# Anyone have a good burbot(ling cod) recipie?



## smokeymofo (Jan 5, 2010)

My bro just cought buckets full(literally) at flaming george res. over the weekend. A couple of years ago I googled it and read some people consider them "poor mans lobster". Not sure if I should smoke them or???


----------



## rstr hunter (Jan 6, 2010)

Went to the eelpout festival (eelpout is Minnesotan for bourbot) in Walker, MN years ago and they just cleaned it, cut it into strips, breaded it, and deep fried it. Hard to believe that something so ugly could be tasty, but it was. That's the direction I'd go. I think most of the fish that turn out best smoked are somewhat oily fish (i.e. salmon, trout, whitefish, tulibee) this is a white flaky fish like a walleye or a halibut.


----------



## mulepackin (Jan 6, 2010)

That's mainly what we've done with the ones we've had. Chunked them up, dipped in tempura batter and deep fried. Also heard that steamed and served with drawn butter is quite good.


----------



## bustintires (Jan 6, 2010)

dredge in seasoned flour then egg wash then panko, deep fry.


----------



## silverado2100 (Jan 6, 2010)

did you cut the cheeks out of em, there not very wide but there deep. very good. Personally i like to batter in zatterans, beer batter, or a custom mix of drakes/pancake/breadcrumbs/whatever's in the cupboard even crushed potato chips or cheese its are good to.


----------



## meateater (Jan 6, 2010)

I've eaten many of them. Like said before, steam and butter or place in a glass dish, add sliced onion, tomato and a few slices of bacon, salt and pepper. cover with foil and bake. Squeeze some lemon on top and feed your face! 
	

	
	
		
		



		
			






 Don't let that green meat freak you out, it turns edible white.


----------



## mulepackin (Jan 6, 2010)

LOL, yeah I forgot about that, that stuff does have a mossy look about it at first doesn't it!


----------



## gnubee (Jan 6, 2010)

You don't clean Burbot as such, you hang the fish by the head with a sharp hook secured to the fence. Then take two pairs of pliers and pull the skin off like a sock. about fully 1/2 of the fish is waste. They have a huge head and belly, The only useable part is the two shoulder fillets ( if fish had shoulders ) Then remove those two fillets with a sharp knife and toss the rest in the garbage.

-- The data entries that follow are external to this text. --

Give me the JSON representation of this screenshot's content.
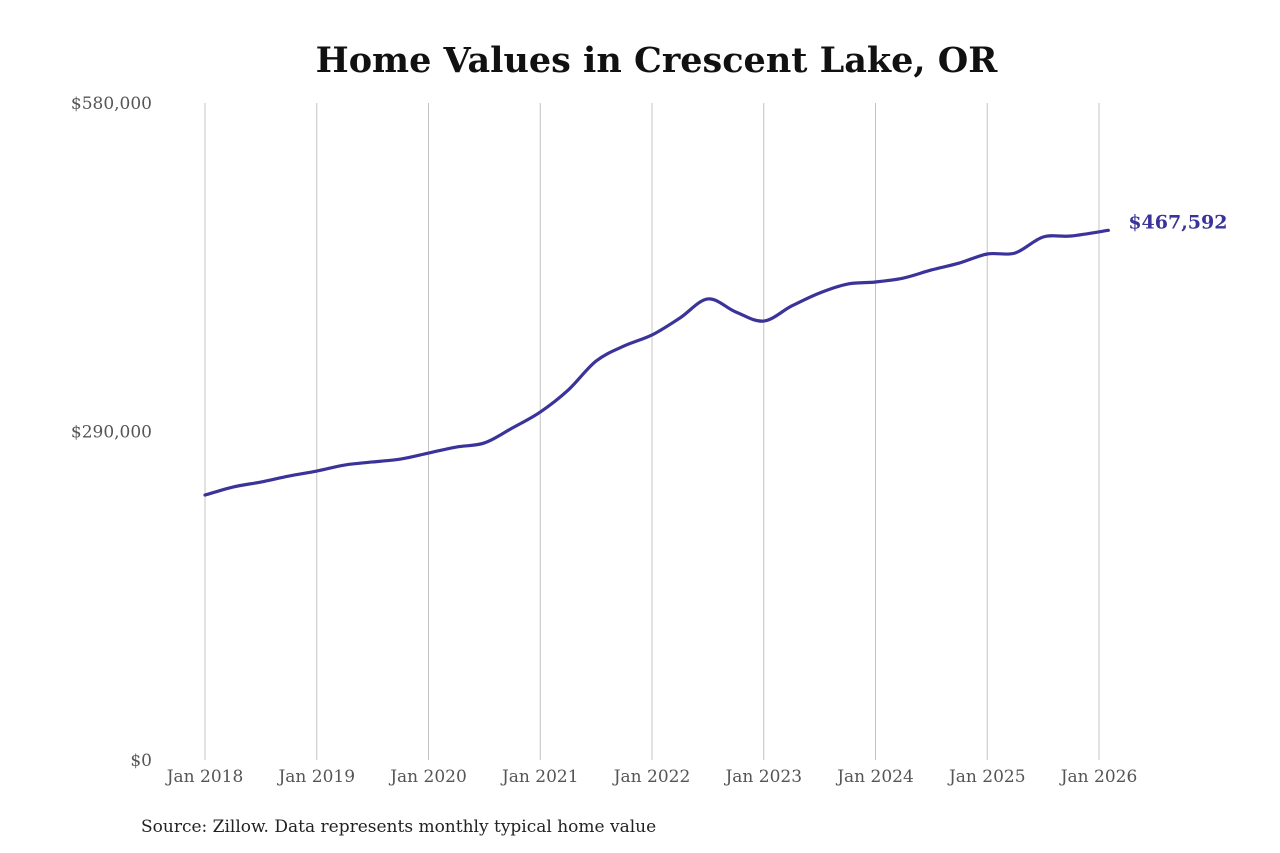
{
  "chart_data": {
    "type": "line",
    "title": "Home Values in Crescent Lake, OR",
    "source": "Source: Zillow. Data represents monthly typical home value",
    "ylim": [
      0,
      580000
    ],
    "y_ticks": [
      "$0",
      "$290,000",
      "$580,000"
    ],
    "y_tick_values": [
      0,
      290000,
      580000
    ],
    "x_ticks": [
      "Jan 2018",
      "Jan 2019",
      "Jan 2020",
      "Jan 2021",
      "Jan 2022",
      "Jan 2023",
      "Jan 2024",
      "Jan 2025",
      "Jan 2026"
    ],
    "grid": "vertical",
    "line_color": "#3a3399",
    "end_label": "$467,592",
    "series": [
      {
        "x": [
          "2018-01",
          "2018-04",
          "2018-07",
          "2018-10",
          "2019-01",
          "2019-04",
          "2019-07",
          "2019-10",
          "2020-01",
          "2020-04",
          "2020-07",
          "2020-10",
          "2021-01",
          "2021-04",
          "2021-07",
          "2021-10",
          "2022-01",
          "2022-04",
          "2022-07",
          "2022-10",
          "2023-01",
          "2023-04",
          "2023-07",
          "2023-10",
          "2024-01",
          "2024-04",
          "2024-07",
          "2024-10",
          "2025-01",
          "2025-04",
          "2025-07",
          "2025-10",
          "2026-02"
        ],
        "values": [
          233900,
          241000,
          245400,
          250700,
          255100,
          260400,
          263100,
          265700,
          271000,
          276300,
          279900,
          293100,
          307200,
          326600,
          352200,
          365500,
          375200,
          390200,
          407000,
          395500,
          387500,
          400800,
          412300,
          420200,
          422000,
          425500,
          432600,
          438700,
          446700,
          447600,
          461700,
          462600,
          467592
        ]
      }
    ]
  }
}
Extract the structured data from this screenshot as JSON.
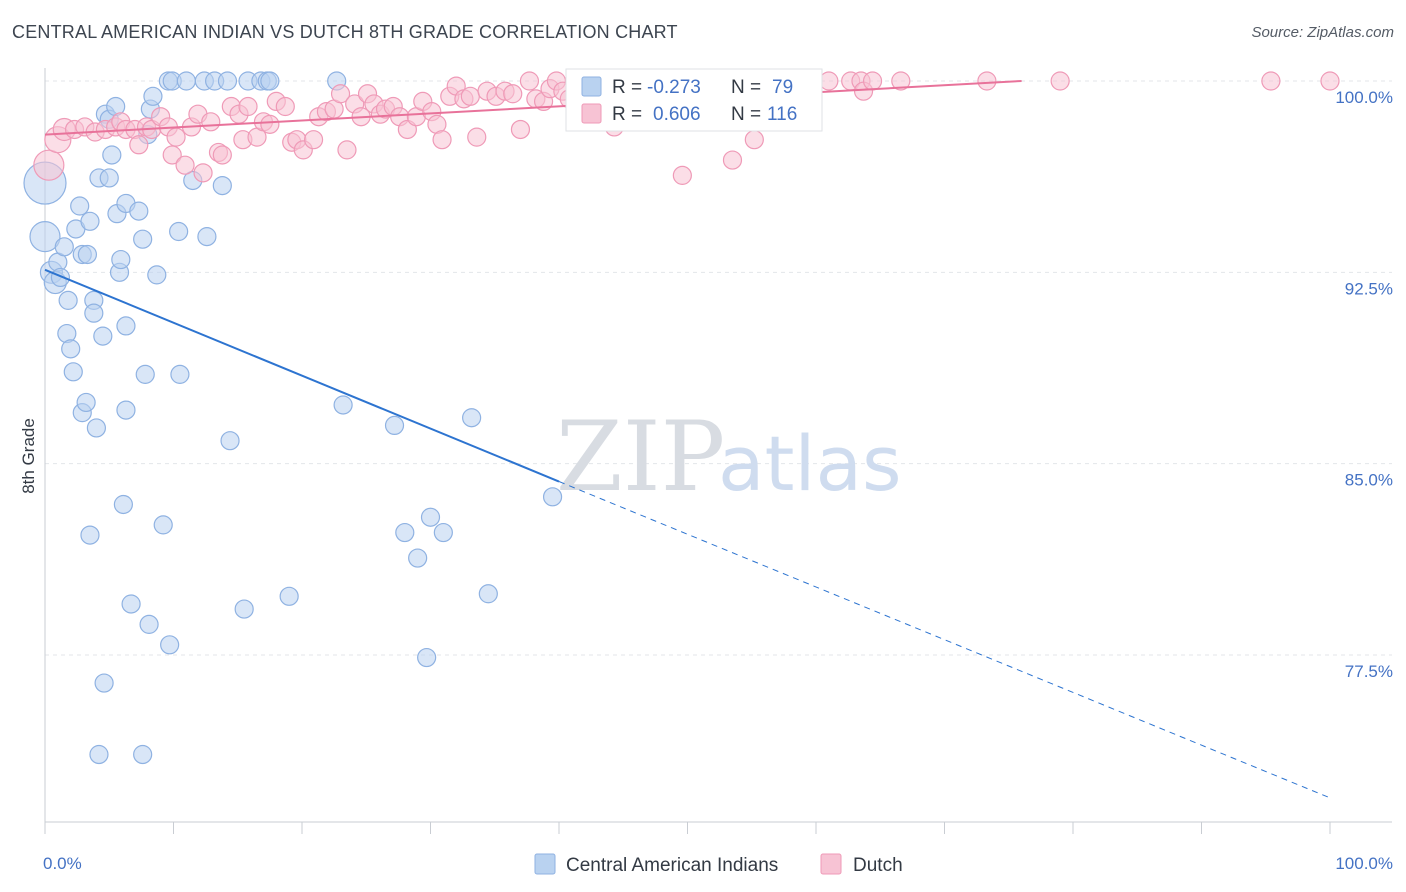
{
  "title": "CENTRAL AMERICAN INDIAN VS DUTCH 8TH GRADE CORRELATION CHART",
  "source": "Source: ZipAtlas.com",
  "colors": {
    "blue_fill": "#b9d2f0",
    "blue_stroke": "#8fb2e2",
    "blue_line": "#2d74d0",
    "pink_fill": "#f7c3d4",
    "pink_stroke": "#ef9ab7",
    "pink_line": "#e8729a",
    "grid": "#e3e6ea",
    "tick_text": "#4472c4"
  },
  "legend": {
    "rows": [
      {
        "r_label": "R =",
        "r_value": "-0.273",
        "n_label": "N =",
        "n_value": "79"
      },
      {
        "r_label": "R =",
        "r_value": "0.606",
        "n_label": "N =",
        "n_value": "116"
      }
    ]
  },
  "watermark": {
    "zip": "ZIP",
    "atlas": "atlas"
  },
  "chart_data": {
    "type": "scatter",
    "xlabel": "",
    "ylabel": "8th Grade",
    "xlim": [
      0,
      100
    ],
    "ylim": [
      71.5,
      100.8
    ],
    "x_tick_labels": [
      "0.0%",
      "100.0%"
    ],
    "y_ticks": [
      {
        "value": 100.0,
        "label": "100.0%"
      },
      {
        "value": 92.5,
        "label": "92.5%"
      },
      {
        "value": 85.0,
        "label": "85.0%"
      },
      {
        "value": 77.5,
        "label": "77.5%"
      }
    ],
    "grid": true,
    "series": [
      {
        "name": "Central American Indians",
        "color": "blue",
        "trend": {
          "x0": 0,
          "y0": 92.6,
          "x1": 40,
          "y1": 84.3,
          "dash_to_x": 100,
          "dash_to_y": 71.9
        },
        "points": [
          [
            0,
            96,
            20
          ],
          [
            0,
            93.9,
            14
          ],
          [
            0.5,
            92.5,
            10
          ],
          [
            0.8,
            92.1,
            10
          ],
          [
            1,
            92.9,
            8
          ],
          [
            1.2,
            92.3,
            8
          ],
          [
            1.5,
            93.5,
            8
          ],
          [
            1.8,
            91.4,
            8
          ],
          [
            1.7,
            90.1,
            8
          ],
          [
            2,
            89.5,
            8
          ],
          [
            2.2,
            88.6,
            8
          ],
          [
            2.4,
            94.2,
            8
          ],
          [
            2.7,
            95.1,
            8
          ],
          [
            2.9,
            93.2,
            8
          ],
          [
            3.3,
            93.2,
            8
          ],
          [
            2.9,
            87,
            8
          ],
          [
            3.2,
            87.4,
            8
          ],
          [
            3.5,
            94.5,
            8
          ],
          [
            3.8,
            91.4,
            8
          ],
          [
            3.8,
            90.9,
            8
          ],
          [
            4,
            86.4,
            8
          ],
          [
            4.2,
            96.2,
            8
          ],
          [
            4.5,
            90,
            8
          ],
          [
            3.5,
            82.2,
            8
          ],
          [
            4.7,
            98.7,
            8
          ],
          [
            5,
            98.5,
            8
          ],
          [
            5.2,
            97.1,
            8
          ],
          [
            5,
            96.2,
            8
          ],
          [
            5.5,
            99,
            8
          ],
          [
            5.6,
            94.8,
            8
          ],
          [
            5.8,
            92.5,
            8
          ],
          [
            5.9,
            93,
            8
          ],
          [
            6.3,
            95.2,
            8
          ],
          [
            6.3,
            90.4,
            8
          ],
          [
            6.3,
            87.1,
            8
          ],
          [
            6.1,
            83.4,
            8
          ],
          [
            6.7,
            79.5,
            8
          ],
          [
            4.6,
            76.4,
            8
          ],
          [
            4.2,
            73.6,
            8
          ],
          [
            7.3,
            94.9,
            8
          ],
          [
            7.6,
            93.8,
            8
          ],
          [
            7.8,
            88.5,
            8
          ],
          [
            8,
            97.9,
            8
          ],
          [
            8.2,
            98.9,
            8
          ],
          [
            8.4,
            99.4,
            8
          ],
          [
            8.7,
            92.4,
            8
          ],
          [
            9.2,
            82.6,
            8
          ],
          [
            8.1,
            78.7,
            8
          ],
          [
            9.7,
            77.9,
            8
          ],
          [
            7.6,
            73.6,
            8
          ],
          [
            9.6,
            100,
            8
          ],
          [
            9.9,
            100,
            8
          ],
          [
            10.4,
            94.1,
            8
          ],
          [
            10.5,
            88.5,
            8
          ],
          [
            11,
            100,
            8
          ],
          [
            11.5,
            96.1,
            8
          ],
          [
            12.4,
            100,
            8
          ],
          [
            12.6,
            93.9,
            8
          ],
          [
            13.2,
            100,
            8
          ],
          [
            13.8,
            95.9,
            8
          ],
          [
            14.2,
            100,
            8
          ],
          [
            14.4,
            85.9,
            8
          ],
          [
            15.5,
            79.3,
            8
          ],
          [
            15.8,
            100,
            8
          ],
          [
            16.8,
            100,
            8
          ],
          [
            17.3,
            100,
            8
          ],
          [
            17.5,
            100,
            8
          ],
          [
            19,
            79.8,
            8
          ],
          [
            22.7,
            100,
            8
          ],
          [
            23.2,
            87.3,
            8
          ],
          [
            27.2,
            86.5,
            8
          ],
          [
            28,
            82.3,
            8
          ],
          [
            29,
            81.3,
            8
          ],
          [
            30,
            82.9,
            8
          ],
          [
            29.7,
            77.4,
            8
          ],
          [
            31,
            82.3,
            8
          ],
          [
            33.2,
            86.8,
            8
          ],
          [
            34.5,
            79.9,
            8
          ],
          [
            39.5,
            83.7,
            8
          ]
        ]
      },
      {
        "name": "Dutch",
        "color": "pink",
        "trend": {
          "x0": 0,
          "y0": 97.9,
          "x1": 76,
          "y1": 100.0
        },
        "points": [
          [
            0.3,
            96.7,
            14
          ],
          [
            1,
            97.7,
            12
          ],
          [
            1.5,
            98.1,
            10
          ],
          [
            2.3,
            98.1,
            8
          ],
          [
            3.1,
            98.2,
            8
          ],
          [
            3.9,
            98,
            8
          ],
          [
            4.7,
            98.1,
            8
          ],
          [
            5.5,
            98.2,
            8
          ],
          [
            5.9,
            98.4,
            8
          ],
          [
            6.3,
            98.1,
            8
          ],
          [
            7,
            98.1,
            8
          ],
          [
            7.3,
            97.5,
            8
          ],
          [
            7.9,
            98.2,
            8
          ],
          [
            8.3,
            98.1,
            8
          ],
          [
            9,
            98.6,
            8
          ],
          [
            9.6,
            98.2,
            8
          ],
          [
            9.9,
            97.1,
            8
          ],
          [
            10.2,
            97.8,
            8
          ],
          [
            10.9,
            96.7,
            8
          ],
          [
            11.4,
            98.2,
            8
          ],
          [
            11.9,
            98.7,
            8
          ],
          [
            12.3,
            96.4,
            8
          ],
          [
            12.9,
            98.4,
            8
          ],
          [
            13.5,
            97.2,
            8
          ],
          [
            13.8,
            97.1,
            8
          ],
          [
            14.5,
            99,
            8
          ],
          [
            15.1,
            98.7,
            8
          ],
          [
            15.4,
            97.7,
            8
          ],
          [
            15.8,
            99,
            8
          ],
          [
            16.5,
            97.8,
            8
          ],
          [
            17,
            98.4,
            8
          ],
          [
            17.5,
            98.3,
            8
          ],
          [
            18,
            99.2,
            8
          ],
          [
            18.7,
            99,
            8
          ],
          [
            19.2,
            97.6,
            8
          ],
          [
            19.6,
            97.7,
            8
          ],
          [
            20.1,
            97.3,
            8
          ],
          [
            20.9,
            97.7,
            8
          ],
          [
            21.3,
            98.6,
            8
          ],
          [
            21.9,
            98.8,
            8
          ],
          [
            22.5,
            98.9,
            8
          ],
          [
            23,
            99.5,
            8
          ],
          [
            23.5,
            97.3,
            8
          ],
          [
            24.1,
            99.1,
            8
          ],
          [
            24.6,
            98.6,
            8
          ],
          [
            25.1,
            99.5,
            8
          ],
          [
            25.6,
            99.1,
            8
          ],
          [
            26.1,
            98.7,
            8
          ],
          [
            26.5,
            98.9,
            8
          ],
          [
            27.1,
            99,
            8
          ],
          [
            27.6,
            98.6,
            8
          ],
          [
            28.2,
            98.1,
            8
          ],
          [
            28.9,
            98.6,
            8
          ],
          [
            29.4,
            99.2,
            8
          ],
          [
            30.1,
            98.8,
            8
          ],
          [
            30.5,
            98.3,
            8
          ],
          [
            30.9,
            97.7,
            8
          ],
          [
            31.5,
            99.4,
            8
          ],
          [
            32,
            99.8,
            8
          ],
          [
            32.6,
            99.3,
            8
          ],
          [
            33.1,
            99.4,
            8
          ],
          [
            33.6,
            97.8,
            8
          ],
          [
            34.4,
            99.6,
            8
          ],
          [
            35.1,
            99.4,
            8
          ],
          [
            35.8,
            99.6,
            8
          ],
          [
            36.4,
            99.5,
            8
          ],
          [
            37,
            98.1,
            8
          ],
          [
            37.7,
            100,
            8
          ],
          [
            38.2,
            99.3,
            8
          ],
          [
            38.8,
            99.2,
            8
          ],
          [
            39.3,
            99.7,
            8
          ],
          [
            39.8,
            100,
            8
          ],
          [
            40.3,
            99.6,
            8
          ],
          [
            40.8,
            99.3,
            8
          ],
          [
            41.3,
            99.9,
            8
          ],
          [
            41.8,
            98.7,
            8
          ],
          [
            42.3,
            98.6,
            8
          ],
          [
            42.8,
            99.9,
            8
          ],
          [
            43.4,
            99.1,
            8
          ],
          [
            43.9,
            99.6,
            8
          ],
          [
            44.3,
            98.2,
            8
          ],
          [
            44.9,
            99.8,
            8
          ],
          [
            45.5,
            99.6,
            8
          ],
          [
            46,
            99.2,
            8
          ],
          [
            46.4,
            99.1,
            8
          ],
          [
            46.8,
            99.9,
            8
          ],
          [
            47.4,
            99.5,
            8
          ],
          [
            48,
            99.6,
            8
          ],
          [
            48.5,
            99.9,
            8
          ],
          [
            49.1,
            99.5,
            8
          ],
          [
            49.6,
            96.3,
            8
          ],
          [
            50.2,
            99.7,
            8
          ],
          [
            50.7,
            99.2,
            8
          ],
          [
            51.2,
            98.8,
            8
          ],
          [
            51.8,
            99.7,
            8
          ],
          [
            52.4,
            99.9,
            8
          ],
          [
            52.9,
            99.3,
            8
          ],
          [
            53.5,
            96.9,
            8
          ],
          [
            54,
            99.7,
            8
          ],
          [
            54.6,
            99.5,
            8
          ],
          [
            55.2,
            97.7,
            8
          ],
          [
            55.8,
            99.9,
            8
          ],
          [
            56.4,
            99.3,
            8
          ],
          [
            57,
            99.9,
            8
          ],
          [
            57.5,
            99.4,
            8
          ],
          [
            58.1,
            99.9,
            8
          ],
          [
            58.9,
            99.9,
            8
          ],
          [
            59.5,
            100,
            8
          ],
          [
            61,
            100,
            8
          ],
          [
            62.7,
            100,
            8
          ],
          [
            63.5,
            100,
            8
          ],
          [
            63.7,
            99.6,
            8
          ],
          [
            64.4,
            100,
            8
          ],
          [
            66.6,
            100,
            8
          ],
          [
            73.3,
            100,
            8
          ],
          [
            79,
            100,
            8
          ],
          [
            95.4,
            100,
            8
          ],
          [
            100,
            100,
            8
          ]
        ]
      }
    ]
  }
}
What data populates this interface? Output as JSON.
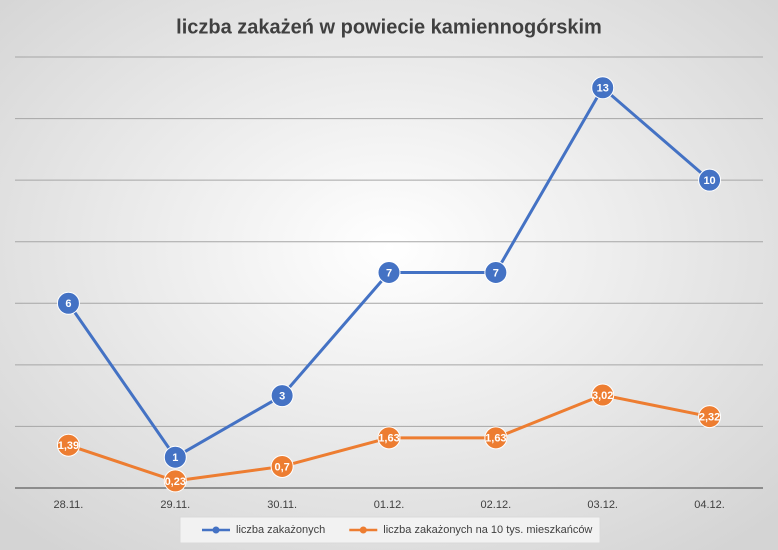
{
  "chart_data": {
    "type": "line",
    "title": "liczba zakażeń w powiecie kamiennogórskim",
    "categories": [
      "28.11.",
      "29.11.",
      "30.11.",
      "01.12.",
      "02.12.",
      "03.12.",
      "04.12."
    ],
    "series": [
      {
        "name": "liczba zakażonych",
        "color": "#4472c4",
        "values": [
          6,
          1,
          3,
          7,
          7,
          13,
          10
        ]
      },
      {
        "name": "liczba zakażonych na 10 tys. mieszkańców",
        "color": "#ed7d31",
        "values": [
          1.39,
          0.23,
          0.7,
          1.63,
          1.63,
          3.02,
          2.32
        ],
        "value_labels": [
          "1,39",
          "0,23",
          "0,7",
          "1,63",
          "1,63",
          "3,02",
          "2,32"
        ]
      }
    ],
    "ylim": [
      0,
      14
    ],
    "yticks": [
      0,
      2,
      4,
      6,
      8,
      10,
      12,
      14
    ],
    "grid": true
  }
}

We used to plant the head and guts under the roses but you risk having the dogs digging it up and rolling in it. believe me you don't want that. 

Burbot is one of the nicest tasting fresh water fish, it makes superb fish for fish & chips. 

My favorite recipe is to dredge it in flour and some old bay seasonings next an egg wash then roll in panko and fry in oil when its just about done fry in a second pan in pure butter. MMMMMMMmmmmmmmm good.

Panko = Japanese bread crumbs...... Ironically Made by running dried French bread thru a food processor.


----------



## smokeymofo (Jan 6, 2010)

Thanks guys
	

	
	
		
		



		
		
	


	





 gonna fry some up tonite, the above post is how my bro cleans them. Some how these(burbot) have made it to whyoming all the way from the great lakes( or so I've read). There is no limit on them and he says they just murdered them on some kind of glow in the dark jig, while fishing at night.


----------



## mnrookie (Feb 9, 2010)

I'm with Rstr Hunter, we call them eelpout here in Minnesota.  I've not had it before...but have heard from many to boil in 7up or Sprite, then just dip in butter and enjoy.


----------